The crucial considerations are:
· The first point is theory dependence. The State will decide on its policy while using an economic model. Hence policy is directly dependent upon the state of economic theory. Who is going to decide what the current state of theory is ?
· The second point concerns self-reference (reflexiveness). The model contains a submodel of State instruments. Clarity requires that policy itself is clearly formulated and put into the model too (with error terms to allow for possible discretion).
· The third point is conflictive self-reference. One can conceive the situation that the government announces a policy while the true scientific forecast shows that the policy is untenable and will be repealed later. Hence there is an internal source of conflict - the worst kind, not a dysfunctional person, but a logical knot.
· Finally, there is a ‘general conflict of interests’. Governments have more objectives, and any power group might want to exert its influence anyway.
It follows from this that the Constitution should warrant for the Economic Supreme Court:
· It would be possible for the Court to use a model with an endogenous government. The Court would scientifically forecast government actions, instead of conditionally. The conditional forecast assumption that government promises will be kept and government assumptions realised, will be dropped.
· As the Court will have a scientific base, there can be publications and discussions with different analyses, and these would not by themselves mean a breach of confidentiality.
· The Court cannot exist without some power.
It would suffice for the Court to have the power to veto the national budget if the information that the Executive presents or uses for the budget is scientifically incorrect (in the judgement of the Court).
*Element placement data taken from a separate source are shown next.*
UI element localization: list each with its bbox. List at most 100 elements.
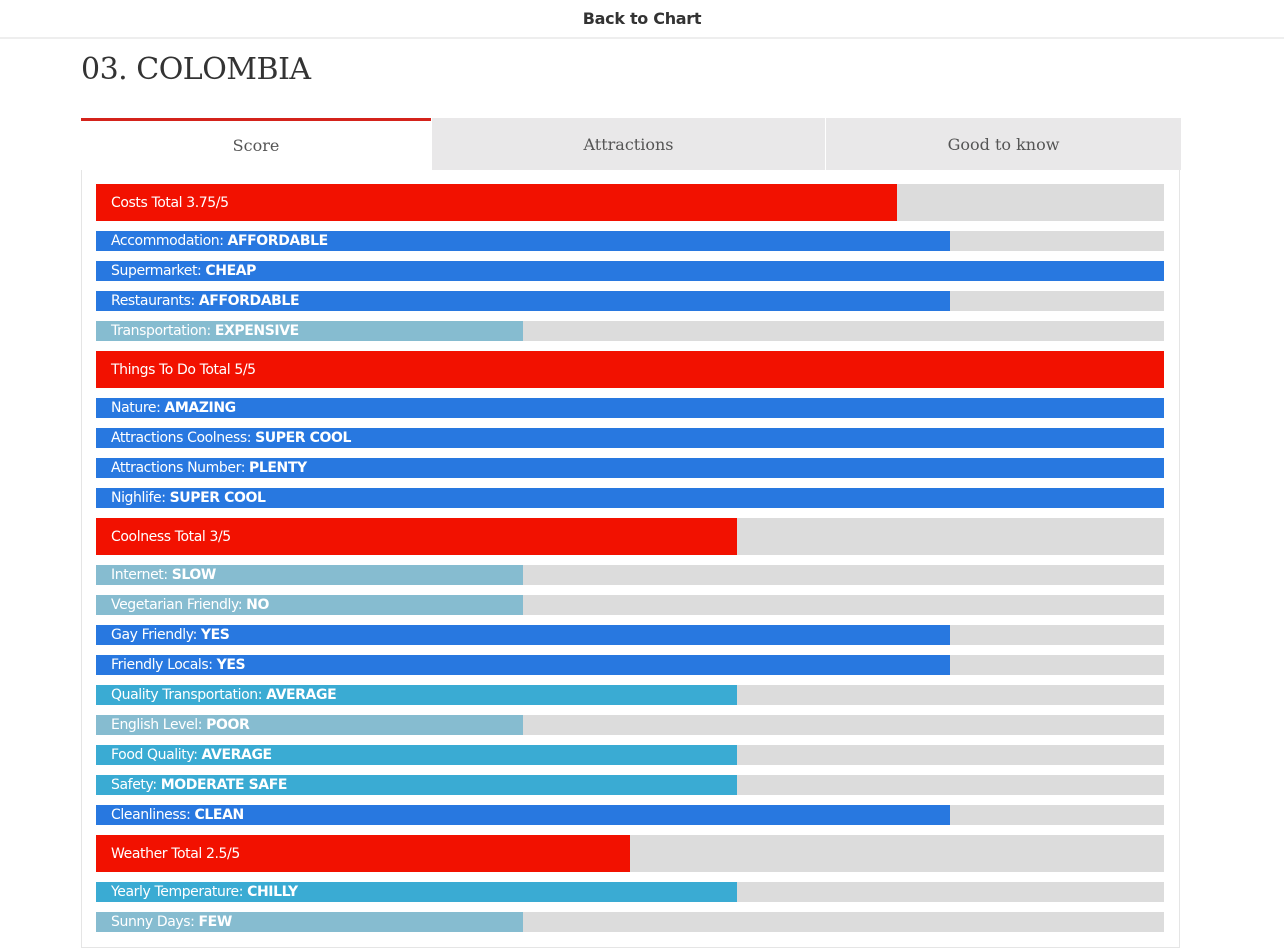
bar-label-text: Restaurants: — [111, 293, 195, 309]
score-item-bar: Quality Transportation: AVERAGE — [96, 685, 1164, 705]
score-item-bar: Restaurants: AFFORDABLE — [96, 291, 1164, 311]
score-item-bar: Friendly Locals: YES — [96, 655, 1164, 675]
bar-label: Accommodation: AFFORDABLE — [111, 231, 328, 251]
bar-label: Safety: MODERATE SAFE — [111, 775, 287, 795]
score-total-bar: Weather Total 2.5/5 — [96, 835, 1164, 872]
bar-fill — [96, 184, 897, 221]
bar-value-text: MODERATE SAFE — [160, 777, 288, 793]
bar-value-text: CLEAN — [194, 807, 245, 823]
bar-label: Sunny Days: FEW — [111, 912, 232, 932]
score-total-bar: Things To Do Total 5/5 — [96, 351, 1164, 388]
score-item-bar: Yearly Temperature: CHILLY — [96, 882, 1164, 902]
bar-label: Nighlife: SUPER COOL — [111, 488, 266, 508]
bar-fill — [96, 261, 1164, 281]
bar-label: Nature: AMAZING — [111, 398, 236, 418]
bar-label-text: Sunny Days: — [111, 914, 195, 930]
bar-fill — [96, 745, 737, 765]
tab-good-to-know[interactable]: Good to know — [825, 118, 1181, 170]
bar-fill — [96, 685, 737, 705]
bar-value-text: SUPER COOL — [255, 430, 352, 446]
score-item-bar: Sunny Days: FEW — [96, 912, 1164, 932]
bar-fill — [96, 595, 524, 615]
score-item-bar: English Level: POOR — [96, 715, 1164, 735]
bar-value-text: SLOW — [171, 567, 217, 583]
bar-fill — [96, 398, 1164, 418]
score-item-bar: Safety: MODERATE SAFE — [96, 775, 1164, 795]
bar-label: Supermarket: CHEAP — [111, 261, 256, 281]
bar-fill — [96, 912, 524, 932]
score-item-bar: Attractions Coolness: SUPER COOL — [96, 428, 1164, 448]
bar-label: Cleanliness: CLEAN — [111, 805, 244, 825]
bar-label: Attractions Number: PLENTY — [111, 458, 307, 478]
score-item-bar: Attractions Number: PLENTY — [96, 458, 1164, 478]
score-item-bar: Cleanliness: CLEAN — [96, 805, 1164, 825]
bar-value-text: AVERAGE — [201, 747, 273, 763]
bar-label-text: Vegetarian Friendly: — [111, 597, 243, 613]
score-item-bar: Internet: SLOW — [96, 565, 1164, 585]
score-total-bar: Coolness Total 3/5 — [96, 518, 1164, 555]
bar-fill — [96, 518, 737, 555]
bar-label-text: Safety: — [111, 777, 157, 793]
score-item-bar: Transportation: EXPENSIVE — [96, 321, 1164, 341]
bar-fill — [96, 351, 1164, 388]
page-title: 03. COLOMBIA — [81, 52, 311, 87]
bar-label: Restaurants: AFFORDABLE — [111, 291, 300, 311]
bar-fill — [96, 805, 951, 825]
bar-label-text: Friendly Locals: — [111, 657, 213, 673]
bar-value-text: PLENTY — [249, 460, 307, 476]
bar-fill — [96, 882, 737, 902]
bar-label-text: English Level: — [111, 717, 203, 733]
score-item-bar: Nighlife: SUPER COOL — [96, 488, 1164, 508]
score-panel: Score Attractions Good to know Costs Tot… — [81, 118, 1181, 948]
back-to-chart-link[interactable]: Back to Chart — [582, 9, 702, 28]
bar-label-text: Gay Friendly: — [111, 627, 197, 643]
bar-fill — [96, 625, 951, 645]
bar-label-text: Supermarket: — [111, 263, 202, 279]
bar-label: Yearly Temperature: CHILLY — [111, 882, 298, 902]
score-bars: Costs Total 3.75/5 Accommodation: AFFORDAB… — [96, 184, 1164, 942]
bar-fill — [96, 231, 951, 251]
bar-label: English Level: POOR — [111, 715, 250, 735]
bar-label-text: Food Quality: — [111, 747, 198, 763]
bar-value-text: CHEAP — [205, 263, 257, 279]
score-item-bar: Gay Friendly: YES — [96, 625, 1164, 645]
bar-label: Gay Friendly: YES — [111, 625, 230, 645]
bar-label: Friendly Locals: YES — [111, 655, 246, 675]
bar-label-text: Nature: — [111, 400, 161, 416]
bar-fill — [96, 488, 1164, 508]
bar-value-text: AFFORDABLE — [198, 293, 300, 309]
bar-label-text: Yearly Temperature: — [111, 884, 244, 900]
bar-value-text: SUPER COOL — [169, 490, 266, 506]
top-bar: Back to Chart — [0, 0, 1284, 39]
bar-fill — [96, 565, 524, 585]
tab-score[interactable]: Score — [81, 118, 431, 170]
bar-label-text: Attractions Number: — [111, 460, 246, 476]
bar-label: Internet: SLOW — [111, 565, 216, 585]
bar-label-text: Things To Do Total 5/5 — [111, 361, 256, 378]
bar-label: Transportation: EXPENSIVE — [111, 321, 299, 341]
bar-label: Weather Total 2.5/5 — [111, 835, 240, 872]
bar-value-text: YES — [200, 627, 230, 643]
score-item-bar: Vegetarian Friendly: NO — [96, 595, 1164, 615]
score-item-bar: Nature: AMAZING — [96, 398, 1164, 418]
bar-value-text: NO — [246, 597, 269, 613]
score-total-bar: Costs Total 3.75/5 — [96, 184, 1164, 221]
bar-label-text: Accommodation: — [111, 233, 224, 249]
bar-label-text: Coolness Total 3/5 — [111, 528, 231, 545]
tab-attractions[interactable]: Attractions — [431, 118, 825, 170]
bar-fill — [96, 655, 951, 675]
tab-bar: Score Attractions Good to know — [81, 118, 1181, 170]
bar-label: Quality Transportation: AVERAGE — [111, 685, 337, 705]
bar-label: Coolness Total 3/5 — [111, 518, 231, 555]
bar-label: Costs Total 3.75/5 — [111, 184, 229, 221]
bar-value-text: YES — [216, 657, 246, 673]
score-item-bar: Accommodation: AFFORDABLE — [96, 231, 1164, 251]
bar-label-text: Nighlife: — [111, 490, 166, 506]
bar-value-text: AVERAGE — [266, 687, 337, 703]
bar-value-text: EXPENSIVE — [214, 323, 299, 339]
bar-label-text: Quality Transportation: — [111, 687, 263, 703]
bar-label: Attractions Coolness: SUPER COOL — [111, 428, 351, 448]
bar-value-text: FEW — [198, 914, 233, 930]
bar-label: Things To Do Total 5/5 — [111, 351, 256, 388]
bar-value-text: AMAZING — [164, 400, 236, 416]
The information and statistics only. The Court will focus on the statement on the deficit and the national debt, since all errors accumulate in those figures - though it can call any number or piece of economic information into question. Parliament of course keeps the power to decide on the budget and on policy. President and Parliament would lose the power to make misleading statements as judged by the Court.
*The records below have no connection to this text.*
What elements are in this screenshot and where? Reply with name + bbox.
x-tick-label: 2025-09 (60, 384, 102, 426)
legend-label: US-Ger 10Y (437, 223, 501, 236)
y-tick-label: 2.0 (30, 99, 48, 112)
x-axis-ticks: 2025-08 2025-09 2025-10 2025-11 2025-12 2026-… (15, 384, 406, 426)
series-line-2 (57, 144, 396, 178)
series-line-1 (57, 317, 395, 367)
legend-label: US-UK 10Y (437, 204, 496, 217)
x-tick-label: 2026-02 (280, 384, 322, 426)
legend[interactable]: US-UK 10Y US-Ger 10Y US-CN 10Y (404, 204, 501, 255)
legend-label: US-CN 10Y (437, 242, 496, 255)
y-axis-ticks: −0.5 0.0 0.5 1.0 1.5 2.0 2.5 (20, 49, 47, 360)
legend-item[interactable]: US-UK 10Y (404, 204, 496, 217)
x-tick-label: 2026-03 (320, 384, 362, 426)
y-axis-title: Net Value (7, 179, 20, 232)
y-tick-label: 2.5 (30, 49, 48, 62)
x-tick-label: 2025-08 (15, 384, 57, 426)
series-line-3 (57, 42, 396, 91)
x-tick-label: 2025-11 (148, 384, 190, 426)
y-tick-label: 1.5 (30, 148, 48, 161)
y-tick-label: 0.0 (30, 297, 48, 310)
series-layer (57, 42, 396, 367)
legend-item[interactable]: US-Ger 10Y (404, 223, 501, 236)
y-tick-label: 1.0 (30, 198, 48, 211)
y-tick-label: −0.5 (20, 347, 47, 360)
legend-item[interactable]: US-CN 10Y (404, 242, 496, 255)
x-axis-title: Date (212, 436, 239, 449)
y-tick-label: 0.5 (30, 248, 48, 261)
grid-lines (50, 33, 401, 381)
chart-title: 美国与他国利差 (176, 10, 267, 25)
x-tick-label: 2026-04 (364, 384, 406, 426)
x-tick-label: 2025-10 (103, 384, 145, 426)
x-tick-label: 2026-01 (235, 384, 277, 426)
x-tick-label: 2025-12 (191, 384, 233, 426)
An appendix contains a draft constitutional amendment as an example, to start thinking about it. The appendices also contain a description of the current US Council of Economic Advisers, and the difference should be clear - e.g. where the CEA appears to have no scientific status.
With an Economic Supreme Court in place, a downside is that a nation could get stuck in a specific economic theory. A Court could believe in Monetarism while reality would require something differently. Indeed, Keynes himself addressed his General Theory to his fellow economists, who were as conservative as politicians in rejecting his proposals about fighting the Great Depression. To answer this: Such stagnation in policy making can happen nowadays too, but the situation with a Court is much more transparant. Also, the very job of the Court requires it to pay attention to the data, and this tends to make for eclectic views.